The 86th AICS Cafe (Two speakers)
Date and Time: Tue. Mar. 15, 2016, 12:15-13:45
12:00 - 12:15 light meal & coffee break
12:15 - 13:00 AICS Cafe (1)
Niclas Jansson (Complex Phenomena Unified Simulation Research Team)
Presentation Language: English
Presentation Material: English
Lee Jinpil (Programming Environment Research Team)
Presentation Language: Japanese
Presentation Material: Japanese
Place: Workshop room (6th floor) at AICS
*A light meal will be provided in this session. Hope you will enjoy!
Attention:
- You may bring your own lunchbox with lid.
- Foods like Cup noodles are NOT allowed as it is easy to spill.
- Please be seated when eating and make sure the floor doesn't get dirty.
- Please use a trash box.
*This session will be held on Tuesday!
(1) 12:15 - 13:00
Title: Towards large-scale industrial simulations on the K computer
Speaker: Jansson LeifNiclas (Complex Phenomena Unified Simulation Research Team)
We present our work on developing a unified simulation framework for efficient computation of time resolved approximations for complex industrial flow problems. To address the challenges of modern and emerging supercomputers, efficient data structures and communication patterns are needed. Here, we use a Cartesian grid together with a Lagrangian based immersed boundary method to accurately capture moving, complex geometries. The asymmetric workload of the immersed boundary is balanced by a predictive dynamic load balancer, and a multithreaded halo-exchange algorithm is employed to efficiently overlap communication with computations.
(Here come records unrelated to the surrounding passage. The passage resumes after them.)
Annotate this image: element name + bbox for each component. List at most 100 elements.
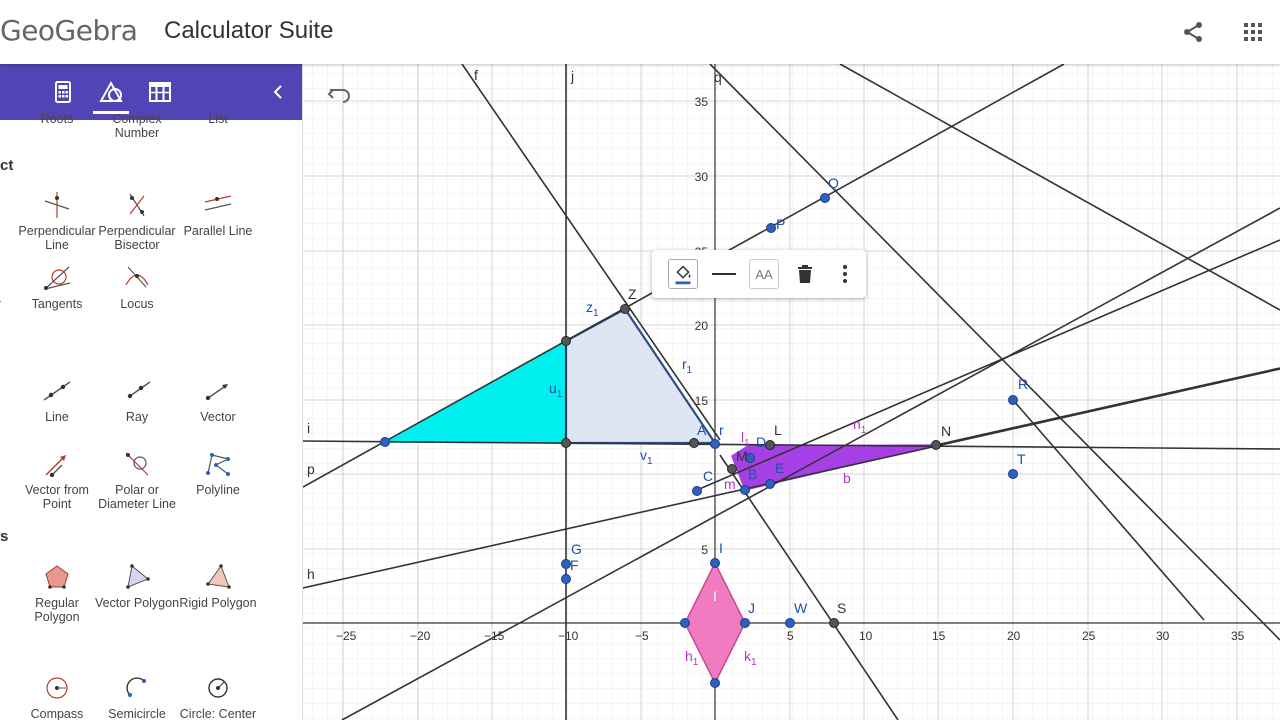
label-S: S <box>837 600 846 616</box>
x-tick: −25 <box>336 629 357 643</box>
share-icon[interactable] <box>1181 20 1205 44</box>
tab-tools[interactable] <box>96 77 126 107</box>
delete-icon <box>798 265 812 283</box>
geogebra-logo[interactable]: GeoGebra <box>0 14 138 47</box>
label-R: R <box>1018 376 1028 392</box>
semicircle-icon <box>126 677 146 697</box>
graphics-view[interactable]: −25 −20 −15 −10 −5 5 10 15 20 25 30 35 3… <box>303 64 1280 720</box>
label-C: C <box>703 468 713 484</box>
label-D: D <box>756 434 766 450</box>
y-tick: 35 <box>695 95 709 109</box>
tool-compass[interactable]: Compass <box>14 673 100 720</box>
delete-button[interactable] <box>790 259 820 289</box>
tool-partial-left-6[interactable]: n <box>0 707 10 720</box>
collapse-panel-button[interactable] <box>266 80 290 104</box>
label-style-button[interactable]: AA <box>749 259 779 289</box>
label-I: I <box>719 540 723 556</box>
tool-partial-left[interactable]: or <box>0 224 8 238</box>
tool-partial-left-4[interactable]: ithgth <box>0 483 12 511</box>
more-options-icon <box>843 265 847 283</box>
calculator-icon <box>55 81 71 103</box>
label-line-h: h <box>307 566 315 582</box>
section-construct-heading: ct <box>0 157 14 174</box>
tool-regular-polygon[interactable]: Regular Polygon <box>14 562 100 624</box>
label-line-r: r <box>719 422 724 438</box>
label-polygon-I: I <box>713 588 717 604</box>
undo-icon <box>327 89 350 103</box>
label-M: M <box>736 448 748 464</box>
tab-table[interactable] <box>145 77 175 107</box>
tool-complex-number[interactable]: Complex Number <box>94 112 180 140</box>
y-tick: 30 <box>695 170 709 184</box>
tool-vector-polygon[interactable]: Vector Polygon <box>94 562 180 610</box>
label-line-f: f <box>474 67 478 83</box>
tool-polar-diameter-line[interactable]: Polar or Diameter Line <box>94 449 180 511</box>
label-L: L <box>774 422 782 438</box>
circle-center-icon <box>208 678 228 698</box>
tool-perpendicular-line[interactable]: Perpendicular Line <box>14 190 100 252</box>
x-tick: 35 <box>1231 629 1245 643</box>
tool-rigid-polygon[interactable]: Rigid Polygon <box>175 562 261 610</box>
x-tick: −20 <box>410 629 431 643</box>
more-options-button[interactable] <box>830 259 860 289</box>
app-title: Calculator Suite <box>164 17 334 44</box>
tool-vector[interactable]: Vector <box>175 376 261 424</box>
rigid-polygon-icon <box>206 564 231 589</box>
perpendicular-line-icon <box>44 192 70 218</box>
line-icon <box>43 381 71 401</box>
polyline-icon <box>206 453 230 476</box>
label-b: b <box>843 470 851 486</box>
label-F: F <box>570 557 579 573</box>
x-tick: 25 <box>1082 629 1096 643</box>
table-icon <box>149 82 171 102</box>
vector-from-point-icon <box>45 455 66 478</box>
x-tick: 30 <box>1156 629 1170 643</box>
x-tick: −15 <box>484 629 505 643</box>
regular-polygon-icon <box>45 565 69 589</box>
tool-tangents[interactable]: Tangents <box>14 263 100 311</box>
label-line-p: p <box>307 461 315 477</box>
apps-grid-icon[interactable] <box>1241 20 1265 44</box>
label-B: B <box>748 466 757 482</box>
geometry-tools-icon <box>99 80 123 102</box>
compass-icon <box>46 677 68 699</box>
label-P: P <box>776 216 785 232</box>
style-bar: AA <box>652 250 866 298</box>
x-tick: 10 <box>859 629 873 643</box>
label-Q: Q <box>828 175 839 191</box>
tool-list[interactable]: List <box>175 112 261 126</box>
tool-vector-from-point[interactable]: Vector from Point <box>14 449 100 511</box>
y-tick: 20 <box>695 319 709 333</box>
locus-icon <box>125 266 149 288</box>
tools-panel: Roots Complex Number List ct or Perpendi… <box>0 64 303 720</box>
tool-ray[interactable]: Ray <box>94 376 180 424</box>
tool-semicircle[interactable]: Semicircle <box>94 673 180 720</box>
label-T: T <box>1017 451 1026 467</box>
perpendicular-bisector-icon <box>129 193 145 217</box>
vector-polygon-icon <box>126 564 150 589</box>
tool-perpendicular-bisector[interactable]: Perpendicular Bisector <box>94 190 180 252</box>
x-tick: −5 <box>635 629 649 643</box>
tool-polyline[interactable]: Polyline <box>175 449 261 497</box>
fill-color-button[interactable] <box>668 259 698 289</box>
label-Z: Z <box>628 286 637 302</box>
x-tick: 5 <box>787 629 794 643</box>
tool-roots[interactable]: Roots <box>14 112 100 126</box>
y-tick: 15 <box>695 394 709 408</box>
tool-line[interactable]: Line <box>14 376 100 424</box>
tool-locus[interactable]: Locus <box>94 263 180 311</box>
line-style-button[interactable] <box>709 259 739 289</box>
polar-line-icon <box>125 452 149 476</box>
section-polygons-heading: s <box>0 528 9 545</box>
undo-button[interactable] <box>327 82 353 104</box>
x-tick: 20 <box>1007 629 1021 643</box>
tool-circle-center[interactable]: Circle: Center <box>175 673 261 720</box>
label-A: A <box>697 422 707 438</box>
parallel-line-icon <box>204 195 232 211</box>
fill-color-icon <box>675 265 691 285</box>
label-N: N <box>941 423 951 439</box>
tangents-icon <box>44 266 71 290</box>
label-line-q: q <box>714 69 722 85</box>
tool-parallel-line[interactable]: Parallel Line <box>175 190 261 238</box>
tab-algebra[interactable] <box>48 77 78 107</box>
Our work also concerns efficient methods for handling the large amount of data produced by large-scale flow simulations, such as scalable parallel I/O, data compression and in-situ processing.
(2) 13:00 - 13:45
Title: Research on PGAS Runtime on Multi-core Clusters
Speaker: Lee Jinpil (Programming Environment Research Team)
Current trends in processor architecture is increasing the number of cores. Modern CPUs now have 2~16 cores and the Intel Xeon Phi coprocessor has more than 60 cores with 4 hardware threads. This trends force the user to describe fined-grained task-parallelism to exploit lots of cores within a chip. The current programming models in High Performance Computing area lack the ability of describing fine-grained tasking. Combining them with thread-level programming model such as OpenMP is not sufficient because task dependency requires data movement which may cause inter-node communication. The aim of the research is to design and implement programming interface for fine-grain task-parallelism in a PGAS language, named XcalableMP. XcalableMP supports data-parallelism among nodes by describing directives to the serial code. The extended task syntax may include inter-node communication to data exchange between tasks as well as execution dependencies among tasks. The presentation will show the prototype implementation of task-parallelism and performance evaluation of the task parallelism in the XcalableMP framework.